Comment: Banks must wake up to the digital revolution

Savvier customers are a challenge for the big finance houses

Standard Chartered is bullish on the UAE. AP Photo
Standard Chartered is bullish on the UAE. AP Photo

Standard Chartered has reduced its branch network by 10 per cent over the past two years in a clear sign that the shift to digital banking is picking up pace rapidly. Of the remaining branches, some 30 per cent have been shrunk.

The bank, an emerging market specialist, has had a difficult couple of years amid the steepest drop in oil prices since the financial crisis and has been taking many measures, including reducing its headcount to bring profit to its shareholders. Becoming more digital will be another way to save money.

And while the bank was among the biggest sufferers, it has not been alone. Banks and financial services firms have had a tough run since the financial crisis as limits as to how much they can gamble have been imposed by new regulations that require banks to keep more cash at hand to deal with any financial stress.

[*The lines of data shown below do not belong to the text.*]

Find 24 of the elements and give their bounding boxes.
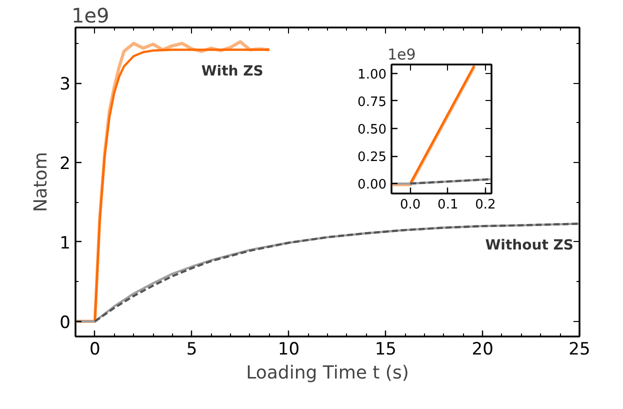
y-axis-title: Natom [30,152,52,212]
x-tick-label: 15 [374,340,396,360]
y-tick-label: 0.25 [358,150,387,166]
y-tick-label: 0 [60,312,71,333]
x-tick-label: 0.0 [400,198,421,212]
annotation: 1e9 [388,46,416,64]
y-tick-label: 1 [60,233,71,254]
y-tick-label: 2 [60,154,71,174]
text: 1e9 [72,4,110,28]
x-tick-label: 0.1 [438,198,458,212]
x-tick-label: 5 [186,340,198,360]
y-tick-label: 0.00 [358,178,387,193]
y-tick-label: 0.50 [358,122,387,138]
y-tick-label: 0.75 [358,94,387,110]
x-tick-label: 10 [278,340,300,360]
x-tick-label: 0.2 [475,198,496,212]
series-label: Without ZS [485,238,574,254]
series-label: With ZS [201,64,264,80]
x-axis-title: Loading Time t (s) [246,362,409,384]
y-tick-label: 1.00 [358,67,387,82]
y-tick-label: 3 [60,74,71,95]
x-tick-label: 20 [472,340,494,360]
x-tick-label: 0 [89,340,100,360]
x-tick-label: 25 [568,340,590,360]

They are also contending with a changing pattern of behaviour among consumers who are becoming savvier when it comes to getting a good deal for themselves in a world where there is greater transparency in pricing as well as more competition. In the past few years, there has been a flourishing of no-frills online banks that give better interest rates to customers. The legacy banks definitely have their work cut out.

Mainstreet banks contend that customers want value-added services such as wealth management, an area where banks earn handsome fees by charging high rates. The reality, however, even in this part of the bank, is that customers are becoming smarter, opting for low-cost investment vehicles, such as exchange-traded funds that trade on stock exchanges and come with a sliver of the management and sales fees that banks charge.

Many banks are cottoning on to the trends, especially in the UAE, where digital penetration is high compared to the rest of the world thanks to its young, affluent population.

That is why Standard Chartered is bullish on the UAE because despite the slowdown in economic growth in recent years, the country is still a massive trading hub that attracts wealthy businesspeople who have bank accounts and residences in the country.

Of course Standard Chartered is not the only financial institution that is trying to capture business from expatriates and many local banks are beating the trail on the digital front such as Mashreq and Emirates NBD, two Dubai banks, that have been particularly aggressive when it comes to pushing the frontiers of digital banking.

The latter last week raised the bar when it said it would spend Dh1 billion in the next three years on becoming more digital.